The hot topic for the past few weeks on the national cricket scene has been the captaincy of Alastair Cook and who should replace him due to his and England’s poor recent record.
The left-hander is refusing to quit as skipper but it seems only a matter of time before he is pushed out, as much for his own lack of runs this year as an opener as his form as a leader.
The superb form of fellow left-hander Adam Lyth was highlighted by his ton at Scarborough this weekend, and the Whitby-born batsman’s name has been linked to a call-up for the England team on several occasions this summer.

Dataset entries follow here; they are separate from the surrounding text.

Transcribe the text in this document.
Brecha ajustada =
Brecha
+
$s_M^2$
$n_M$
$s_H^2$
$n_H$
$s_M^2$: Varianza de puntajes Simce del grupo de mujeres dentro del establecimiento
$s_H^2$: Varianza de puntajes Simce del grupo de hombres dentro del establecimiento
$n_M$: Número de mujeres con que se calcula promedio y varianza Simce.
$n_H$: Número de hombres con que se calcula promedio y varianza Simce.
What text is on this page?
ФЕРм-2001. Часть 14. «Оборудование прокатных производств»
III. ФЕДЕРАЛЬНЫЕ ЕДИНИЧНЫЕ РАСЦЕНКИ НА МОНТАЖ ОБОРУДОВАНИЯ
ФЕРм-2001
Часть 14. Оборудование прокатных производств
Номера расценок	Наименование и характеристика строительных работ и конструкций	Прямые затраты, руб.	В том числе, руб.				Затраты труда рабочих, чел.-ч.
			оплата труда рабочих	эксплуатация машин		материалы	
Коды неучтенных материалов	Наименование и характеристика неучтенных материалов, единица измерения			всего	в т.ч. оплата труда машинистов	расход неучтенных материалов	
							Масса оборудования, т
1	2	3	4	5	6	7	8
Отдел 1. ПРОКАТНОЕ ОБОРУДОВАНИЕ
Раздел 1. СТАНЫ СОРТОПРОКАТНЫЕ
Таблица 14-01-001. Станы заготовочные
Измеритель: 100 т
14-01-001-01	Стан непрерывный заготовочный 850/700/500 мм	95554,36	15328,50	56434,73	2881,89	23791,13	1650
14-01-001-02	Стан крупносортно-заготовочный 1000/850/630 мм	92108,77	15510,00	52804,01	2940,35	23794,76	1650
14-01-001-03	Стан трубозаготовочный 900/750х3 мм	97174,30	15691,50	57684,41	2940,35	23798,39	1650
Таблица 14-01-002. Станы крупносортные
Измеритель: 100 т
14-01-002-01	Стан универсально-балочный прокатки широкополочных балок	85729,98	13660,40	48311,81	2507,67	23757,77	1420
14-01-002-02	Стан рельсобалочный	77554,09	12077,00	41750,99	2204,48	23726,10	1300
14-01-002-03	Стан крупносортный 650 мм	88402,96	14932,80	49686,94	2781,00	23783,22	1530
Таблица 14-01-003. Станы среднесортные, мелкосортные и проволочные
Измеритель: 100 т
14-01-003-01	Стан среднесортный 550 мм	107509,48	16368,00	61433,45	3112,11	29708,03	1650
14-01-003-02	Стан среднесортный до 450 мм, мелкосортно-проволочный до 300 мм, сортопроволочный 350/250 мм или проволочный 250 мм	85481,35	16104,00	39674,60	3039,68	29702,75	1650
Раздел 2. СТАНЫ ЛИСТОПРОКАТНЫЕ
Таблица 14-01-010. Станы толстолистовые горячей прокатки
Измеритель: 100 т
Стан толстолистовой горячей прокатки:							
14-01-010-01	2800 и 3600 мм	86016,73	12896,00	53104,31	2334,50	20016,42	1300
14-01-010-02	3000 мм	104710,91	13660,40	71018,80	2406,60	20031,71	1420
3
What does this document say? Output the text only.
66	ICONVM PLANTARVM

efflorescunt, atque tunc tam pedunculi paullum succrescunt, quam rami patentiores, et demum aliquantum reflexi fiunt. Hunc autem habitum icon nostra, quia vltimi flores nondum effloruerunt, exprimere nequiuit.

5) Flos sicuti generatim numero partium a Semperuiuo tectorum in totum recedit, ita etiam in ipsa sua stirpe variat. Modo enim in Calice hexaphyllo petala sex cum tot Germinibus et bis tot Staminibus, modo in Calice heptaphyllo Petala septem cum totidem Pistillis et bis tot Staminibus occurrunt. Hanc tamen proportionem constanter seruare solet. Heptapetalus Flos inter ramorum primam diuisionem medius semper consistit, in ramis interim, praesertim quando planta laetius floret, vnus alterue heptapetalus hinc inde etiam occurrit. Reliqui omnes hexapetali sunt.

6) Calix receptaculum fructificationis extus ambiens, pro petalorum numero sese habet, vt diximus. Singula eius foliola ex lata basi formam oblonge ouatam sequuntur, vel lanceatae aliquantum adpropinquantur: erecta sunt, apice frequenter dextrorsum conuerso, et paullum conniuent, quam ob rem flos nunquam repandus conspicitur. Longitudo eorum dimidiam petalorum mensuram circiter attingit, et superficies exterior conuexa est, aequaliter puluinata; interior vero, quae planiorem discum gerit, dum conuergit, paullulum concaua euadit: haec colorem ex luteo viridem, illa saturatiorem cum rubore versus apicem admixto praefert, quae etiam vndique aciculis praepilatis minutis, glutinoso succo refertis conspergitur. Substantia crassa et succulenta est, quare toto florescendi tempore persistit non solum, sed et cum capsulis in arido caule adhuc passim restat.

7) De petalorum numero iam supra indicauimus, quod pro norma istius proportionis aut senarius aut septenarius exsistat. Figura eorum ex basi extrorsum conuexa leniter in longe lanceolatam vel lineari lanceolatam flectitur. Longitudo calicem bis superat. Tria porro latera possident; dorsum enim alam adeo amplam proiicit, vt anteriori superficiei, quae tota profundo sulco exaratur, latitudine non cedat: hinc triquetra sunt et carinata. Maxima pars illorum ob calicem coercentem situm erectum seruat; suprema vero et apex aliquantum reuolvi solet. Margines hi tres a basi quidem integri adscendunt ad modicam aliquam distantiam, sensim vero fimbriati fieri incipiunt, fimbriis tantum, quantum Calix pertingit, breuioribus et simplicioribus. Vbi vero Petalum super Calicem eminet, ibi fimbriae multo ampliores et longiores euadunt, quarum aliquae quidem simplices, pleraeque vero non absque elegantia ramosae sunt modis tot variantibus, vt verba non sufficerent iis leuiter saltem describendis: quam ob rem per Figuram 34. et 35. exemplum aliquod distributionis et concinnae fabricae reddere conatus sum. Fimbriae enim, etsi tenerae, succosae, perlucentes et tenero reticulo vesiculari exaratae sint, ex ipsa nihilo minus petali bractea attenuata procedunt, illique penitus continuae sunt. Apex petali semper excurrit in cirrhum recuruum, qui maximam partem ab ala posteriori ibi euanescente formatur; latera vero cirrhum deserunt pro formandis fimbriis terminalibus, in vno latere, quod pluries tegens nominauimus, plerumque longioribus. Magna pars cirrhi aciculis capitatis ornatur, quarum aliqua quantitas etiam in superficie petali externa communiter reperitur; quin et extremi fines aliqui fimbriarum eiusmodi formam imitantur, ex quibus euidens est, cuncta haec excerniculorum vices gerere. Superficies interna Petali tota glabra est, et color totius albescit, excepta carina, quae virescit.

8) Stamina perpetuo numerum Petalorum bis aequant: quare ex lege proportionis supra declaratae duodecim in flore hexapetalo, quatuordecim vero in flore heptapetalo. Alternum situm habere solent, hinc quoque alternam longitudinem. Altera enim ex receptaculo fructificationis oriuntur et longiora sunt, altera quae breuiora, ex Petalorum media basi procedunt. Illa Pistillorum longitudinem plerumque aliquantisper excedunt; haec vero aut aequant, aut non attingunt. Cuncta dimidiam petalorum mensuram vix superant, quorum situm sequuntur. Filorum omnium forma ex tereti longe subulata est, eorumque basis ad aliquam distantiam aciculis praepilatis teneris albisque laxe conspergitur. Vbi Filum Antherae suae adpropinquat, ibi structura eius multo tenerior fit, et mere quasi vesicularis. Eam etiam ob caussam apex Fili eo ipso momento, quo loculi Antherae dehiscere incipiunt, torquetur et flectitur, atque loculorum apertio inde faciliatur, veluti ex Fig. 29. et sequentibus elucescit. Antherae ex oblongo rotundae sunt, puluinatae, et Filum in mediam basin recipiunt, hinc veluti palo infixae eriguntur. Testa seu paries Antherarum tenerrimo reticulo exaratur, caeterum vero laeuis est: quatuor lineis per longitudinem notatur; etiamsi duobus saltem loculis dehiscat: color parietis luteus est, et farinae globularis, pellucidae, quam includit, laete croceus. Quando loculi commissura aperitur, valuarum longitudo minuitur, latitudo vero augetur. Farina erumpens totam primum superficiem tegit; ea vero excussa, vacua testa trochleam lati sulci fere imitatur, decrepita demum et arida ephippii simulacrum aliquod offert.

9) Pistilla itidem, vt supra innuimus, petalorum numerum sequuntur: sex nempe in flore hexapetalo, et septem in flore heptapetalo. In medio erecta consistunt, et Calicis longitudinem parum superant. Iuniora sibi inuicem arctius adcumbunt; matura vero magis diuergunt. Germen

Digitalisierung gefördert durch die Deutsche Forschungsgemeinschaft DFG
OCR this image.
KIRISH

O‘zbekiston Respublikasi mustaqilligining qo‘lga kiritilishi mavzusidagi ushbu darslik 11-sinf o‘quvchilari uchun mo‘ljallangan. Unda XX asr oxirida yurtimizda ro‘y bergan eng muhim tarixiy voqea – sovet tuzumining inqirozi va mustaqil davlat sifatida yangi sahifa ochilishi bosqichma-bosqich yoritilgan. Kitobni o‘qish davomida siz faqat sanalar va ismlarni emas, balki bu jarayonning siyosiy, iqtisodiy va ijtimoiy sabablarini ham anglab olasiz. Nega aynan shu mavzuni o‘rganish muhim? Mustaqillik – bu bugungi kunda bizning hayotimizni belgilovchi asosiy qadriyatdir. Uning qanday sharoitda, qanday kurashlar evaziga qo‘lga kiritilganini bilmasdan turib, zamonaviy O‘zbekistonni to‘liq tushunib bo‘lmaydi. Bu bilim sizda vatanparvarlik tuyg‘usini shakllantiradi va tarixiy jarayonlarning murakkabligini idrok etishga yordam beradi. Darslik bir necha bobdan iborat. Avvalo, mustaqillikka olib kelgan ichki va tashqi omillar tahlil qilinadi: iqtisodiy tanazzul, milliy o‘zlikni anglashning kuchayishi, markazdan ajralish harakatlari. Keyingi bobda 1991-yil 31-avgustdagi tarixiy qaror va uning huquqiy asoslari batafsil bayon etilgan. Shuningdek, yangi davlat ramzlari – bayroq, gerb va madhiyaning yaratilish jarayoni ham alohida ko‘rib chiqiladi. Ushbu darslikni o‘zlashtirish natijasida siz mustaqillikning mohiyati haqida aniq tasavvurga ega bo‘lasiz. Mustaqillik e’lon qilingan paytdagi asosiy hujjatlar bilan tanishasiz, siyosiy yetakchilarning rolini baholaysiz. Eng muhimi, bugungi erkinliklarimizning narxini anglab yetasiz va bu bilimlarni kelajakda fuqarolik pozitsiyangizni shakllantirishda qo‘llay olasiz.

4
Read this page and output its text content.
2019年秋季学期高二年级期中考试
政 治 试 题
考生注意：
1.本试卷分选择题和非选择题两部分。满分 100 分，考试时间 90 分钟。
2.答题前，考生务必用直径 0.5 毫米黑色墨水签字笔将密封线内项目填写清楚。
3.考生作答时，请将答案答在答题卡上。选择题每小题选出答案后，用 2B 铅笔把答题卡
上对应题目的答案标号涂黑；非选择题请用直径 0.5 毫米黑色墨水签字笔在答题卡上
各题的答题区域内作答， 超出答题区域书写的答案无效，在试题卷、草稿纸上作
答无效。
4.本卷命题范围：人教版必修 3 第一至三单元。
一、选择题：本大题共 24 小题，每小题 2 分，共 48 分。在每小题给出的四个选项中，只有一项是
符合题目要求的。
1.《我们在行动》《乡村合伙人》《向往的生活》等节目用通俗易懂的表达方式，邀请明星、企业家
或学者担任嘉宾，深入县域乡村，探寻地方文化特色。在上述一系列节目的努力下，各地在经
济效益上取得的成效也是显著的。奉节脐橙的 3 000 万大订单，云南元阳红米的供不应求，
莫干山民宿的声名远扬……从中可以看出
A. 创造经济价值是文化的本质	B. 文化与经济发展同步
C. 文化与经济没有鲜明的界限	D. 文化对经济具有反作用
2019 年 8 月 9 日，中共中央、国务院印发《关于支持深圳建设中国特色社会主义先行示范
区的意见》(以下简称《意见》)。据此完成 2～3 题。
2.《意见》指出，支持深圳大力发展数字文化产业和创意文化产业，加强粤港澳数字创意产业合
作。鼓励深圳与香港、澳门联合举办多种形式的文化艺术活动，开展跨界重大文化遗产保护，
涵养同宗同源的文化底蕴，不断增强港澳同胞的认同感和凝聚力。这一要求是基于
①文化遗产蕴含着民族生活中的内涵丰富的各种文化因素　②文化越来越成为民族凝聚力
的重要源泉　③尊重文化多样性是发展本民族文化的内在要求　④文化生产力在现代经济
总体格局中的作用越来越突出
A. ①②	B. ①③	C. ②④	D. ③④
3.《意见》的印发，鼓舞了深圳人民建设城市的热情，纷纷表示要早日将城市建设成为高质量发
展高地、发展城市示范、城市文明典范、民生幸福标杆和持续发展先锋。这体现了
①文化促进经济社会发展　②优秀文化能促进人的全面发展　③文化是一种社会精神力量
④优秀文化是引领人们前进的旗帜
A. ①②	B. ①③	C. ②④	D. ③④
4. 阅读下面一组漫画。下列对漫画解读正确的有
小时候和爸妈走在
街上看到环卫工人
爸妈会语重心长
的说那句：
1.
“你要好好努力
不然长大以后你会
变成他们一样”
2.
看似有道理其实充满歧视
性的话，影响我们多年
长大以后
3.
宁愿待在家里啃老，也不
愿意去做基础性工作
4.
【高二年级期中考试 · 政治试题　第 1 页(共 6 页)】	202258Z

He also became the first batsman this season to pass the 1,000 run mark in the LV County Championship first division after reaching his ton, so it seems bizarre that he has been unable to force his way into the England squad, or even the Lions squad for the triangular tournament against New Zealand A and Sri Lanka A next month,
This is the same as an English striker scoring more than 20 goals in the Premier League, such as Daniel Sturridge, and being passed over for a spot in the England squad, I cannot see this happening.
Lyth is also a very fine slip fielder, has also shown his agility in the outfield with two outstanding acrobatic leaps to set up catches for Aaron Finch.
Unfortunately, barring a heavy defeat in the third Test, which starts at Southampton on Sunday, I cannot see Cook abandoning his post until the end of the series.
I have to admit that Cook is a world-class batsman, but when he has not scored a Test century for 16 months the alarm bells must start to ring.
His leadership has been questioned on many occasions, but the lack of alternatives to step into his shoes must also have contributed towards the ECB’s reluctance to send him back onto the county circuit to recapture his form.
Ian Bell is possibly the next option as captain but he has been experiencing his own issues with form over the past few months, so maybe it would have to be a new face to lead the side.
The ECB may fear putting another world-class talent out of action by weighing them down with the pressure of leading his country.
My choice would be Joe Root, despite the fact he is only 23 years old.
Being appointed skipper of South Africa at 22 did not do Graeme Smith any harm and I feel that Root has the enthusiasm and ability to take banter on the field from opponents to take on the role.
Root knows when to dig in with the bat, and this stubbornness could also stand him in good stead.
Ironically the form of the new crop of younger batsmen, such as Sam Robson, Root and Gary Ballance have probably harmed Lyth’s chances of breaking into the England set-up, though some may argue Lyth deserved a call-up ahead of Robson earlier this summer.